Gérard Etienne : l’écrivain juif haïtien au destin hors du commun

Né en 1936 à Haïti, et décédé le 14 décembre 2008 à Montréal à l’âge de 72 ans, Gérard Étienne est non seulement un auteur hors du commun et un des plus prolifiques mais aussi, et surtout, un homme au parcours étonnant.

Après une enfance et une adolescence torturées, meurtri par la violence que subit sa mère, il se révolte et s’enfuit du foyer familial à l’âge de 15 ans.
Il rejoint la capitale Port au Prince. A partir de ce moment-là, toute sa vie est vouée au combat pour la justice. Il participe à une insurrection contre le gouvernement despotique de Paul E. Magloire. Il est alors arrêté, emprisonné et torturé. Puis, sorti de prison, il participe à un complot contre le gouvernement de François Duvalier où, une fois de plus, il est arrêté, il est alors âgé de 23 ans. Gérard Etienne se met alors à l’écriture, sa plume sera son arme. Il combat toutes les idéologies totalitaires. Il écrit sur les dangers de l’anarchie et du populisme en Haïti qui lui vaut, d’ailleurs, une agression d’ordre politique en 1963. Cette période est particulièrement douloureuse dans la vie de l’homme. Puis, en 1964 à l’âge de 28 ans, il s’exile au Canada où il exerce le métier d’enseignant et de reporter à Montréal. Il est journaliste, linguiste, et suivra également une carrière scientifique. En 1965, il écrit son premier roman « Lettres à Montréal ».
L’œuvre de Gérard Etienne est singulièrement riche. En tant qu’ancien détenu Haïtien, Noir immigré au Québec, et converti au judaïsme, il met en lumière de nombreux thèmes tels que les problèmes sur l’identité, l’immigration ou le racisme. (« Vous n’êtes pas seul »). Il écrit aussi de nombreux recueils de poèmes où à l’instar de Louis Aragon pour Elsa Triolet, il consacre son œuvre à son épouse, sa muse, Natania Feuerwerker, avec laquelle il a deux enfants, « Les yeux de Natania ».
Gérard Etienne écrit : « La poésie ne court pas les rues, et ne se vend pas au marché. L’inspiration poétique pénètre, oui ou non, l’être humain. Il n’y a pas deux poids, deux mesures, dans cette forme que les gens appellent poésie ».
L’œuvre de Gérard Etienne est traduite en plusieurs langues et a obtenu de nombreuses distinctions.
En hommage à ce père de la justice et de l’humanisme, l’Université Bar-Ilan de Ramat-Gan en Israël a organisé au mois de mai 2011 un colloque réunissant ses proches et des professeurs du monde entier. Pour comprendre l’importance de ce colloque, nous avons rencontré une des organisatrices, le professeur Mme Simone Grossman.
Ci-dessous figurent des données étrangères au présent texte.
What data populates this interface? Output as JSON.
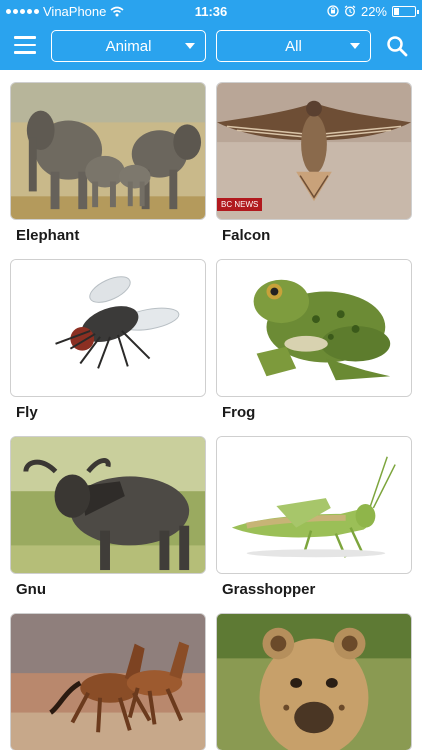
{
  "status": {
    "carrier": "VinaPhone",
    "time": "11:36",
    "battery": "22%",
    "battery_level": 0.22
  },
  "toolbar": {
    "menu_icon": "menu-icon",
    "category": "Animal",
    "filter": "All",
    "search_icon": "search-icon"
  },
  "animals": [
    {
      "name": "Elephant"
    },
    {
      "name": "Falcon",
      "badge": "BC NEWS"
    },
    {
      "name": "Fly"
    },
    {
      "name": "Frog"
    },
    {
      "name": "Gnu"
    },
    {
      "name": "Grasshopper"
    },
    {
      "name": ""
    },
    {
      "name": ""
    }
  ],
  "colors": {
    "accent": "#2aa3ee"
  }
}
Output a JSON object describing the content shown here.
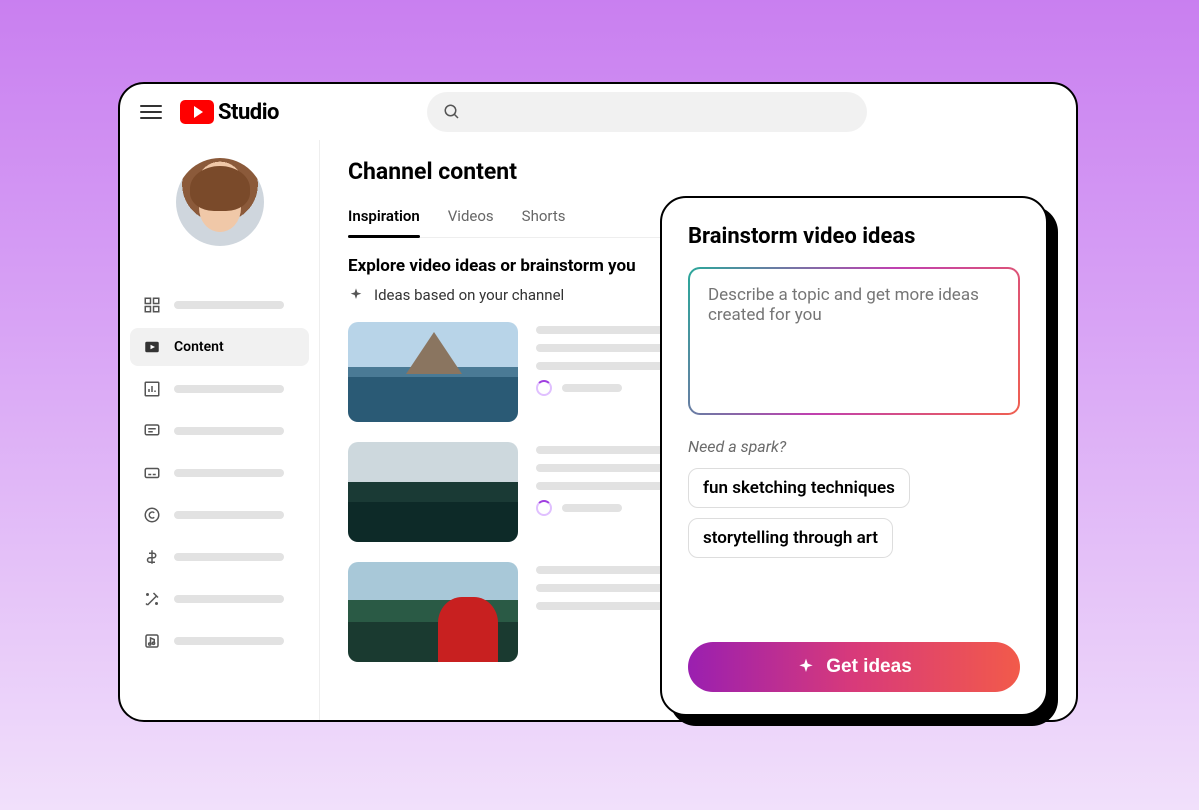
{
  "header": {
    "brand": "Studio",
    "search_placeholder": ""
  },
  "sidebar": {
    "active_label": "Content",
    "items": [
      {
        "icon": "dashboard-icon"
      },
      {
        "icon": "content-icon",
        "label": "Content",
        "active": true
      },
      {
        "icon": "analytics-icon"
      },
      {
        "icon": "comments-icon"
      },
      {
        "icon": "subtitles-icon"
      },
      {
        "icon": "copyright-icon"
      },
      {
        "icon": "earn-icon"
      },
      {
        "icon": "customize-icon"
      },
      {
        "icon": "audio-icon"
      }
    ]
  },
  "main": {
    "title": "Channel content",
    "tabs": [
      {
        "label": "Inspiration",
        "active": true
      },
      {
        "label": "Videos"
      },
      {
        "label": "Shorts"
      }
    ],
    "section_title": "Explore video ideas or brainstorm you",
    "subtitle": "Ideas based on your channel"
  },
  "panel": {
    "title": "Brainstorm video ideas",
    "prompt_placeholder": "Describe a topic and get more ideas created for you",
    "spark_label": "Need a spark?",
    "chips": [
      "fun sketching techniques",
      "storytelling through art"
    ],
    "cta": "Get ideas"
  }
}
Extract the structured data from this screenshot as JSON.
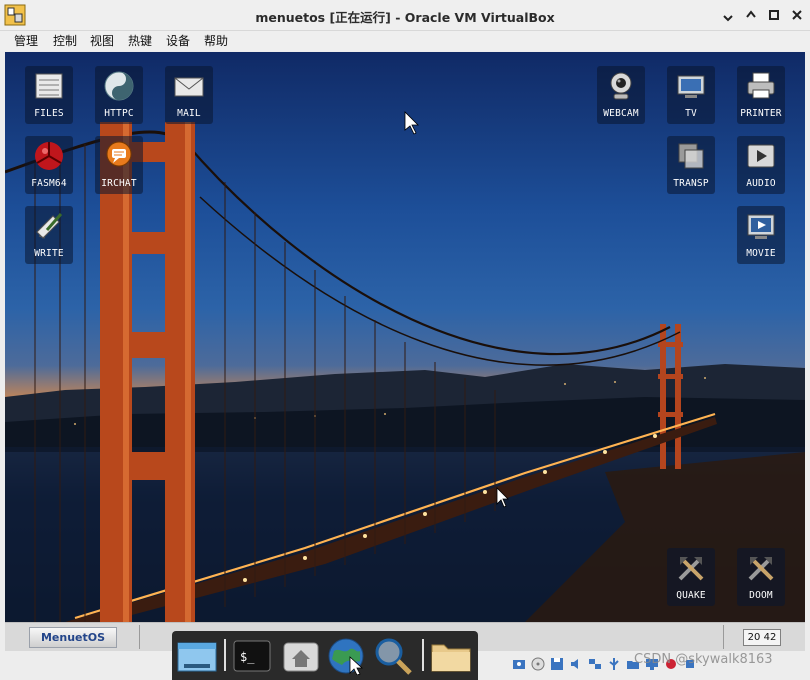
{
  "window": {
    "title": "menuetos [正在运行] - Oracle VM VirtualBox",
    "minimize_icon": "minimize-icon",
    "restore_icon": "restore-icon",
    "close_icon": "close-icon"
  },
  "menu": [
    "管理",
    "控制",
    "视图",
    "热键",
    "设备",
    "帮助"
  ],
  "desktop": {
    "icons_left": [
      {
        "label": "FILES",
        "icon": "files-icon"
      },
      {
        "label": "HTTPC",
        "icon": "yin-yang-icon"
      },
      {
        "label": "MAIL",
        "icon": "mail-icon"
      },
      {
        "label": "FASM64",
        "icon": "fasm-icon"
      },
      {
        "label": "IRCHAT",
        "icon": "chat-icon"
      },
      {
        "label": "WRITE",
        "icon": "write-icon"
      }
    ],
    "icons_right": [
      {
        "label": "WEBCAM",
        "icon": "webcam-icon"
      },
      {
        "label": "TV",
        "icon": "tv-icon"
      },
      {
        "label": "PRINTER",
        "icon": "printer-icon"
      },
      {
        "label": "TRANSP",
        "icon": "transparency-icon"
      },
      {
        "label": "AUDIO",
        "icon": "audio-icon"
      },
      {
        "label": "MOVIE",
        "icon": "movie-icon"
      },
      {
        "label": "QUAKE",
        "icon": "tools-icon"
      },
      {
        "label": "DOOM",
        "icon": "tools-icon"
      }
    ]
  },
  "taskbar": {
    "start_label": "MenuetOS",
    "clock": "20 42"
  },
  "dock": [
    "screen-icon",
    "terminal-icon",
    "home-icon",
    "browser-icon",
    "search-icon",
    "folder-icon"
  ],
  "terminal_prompt": "$_",
  "watermark": "CSDN @skywalk8163",
  "colors": {
    "accent": "#23458a",
    "dock_bg": "#2a2a2a"
  }
}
JSSNews : En quoi la carrière littéraire de Gérard Etienne est-elle atypique ?
Simone Grossman : La poésie, l’essai et l’écriture journalistique ont d’abord exprimé le combat politique de Gérard Etienne jusqu’à sa conversion au judaïsme. Arrivé en exil au Québec, il échappe à une nouvelle arrestation muni de 15 dollars et de trois livres dont les auteurs sont Sartre, Garaudy et Aron. A l’époque de la Révolution tranquille, il rencontre des Juifs séfarades qui lui font découvrir la pensée juive à laquelle il adhère avec enthousiasme. Il monte avec eux la pièce de Camus, “Les Justes”. Si des écrivaines québécoises telles Anne Hebert et Marie Claire Blais l’amènent à découvrir la puissance de la parole romanesque, le judaïsme lui enseigne le devoir de mémoire et la dénonciation du fascisme et de la dictature.
A la fois, Noir et Juif, observant les commandements de la Thora, sioniste de surcroît, Gérard Etienne se situe à la pointe d’un combat inspiré par les préceptes de la Thora autant que par la douloureuse expérience de la torture et des sévices subis en Haïti. Sa carrière littéraire est indissociable de son engagement unissant négritude et judéité.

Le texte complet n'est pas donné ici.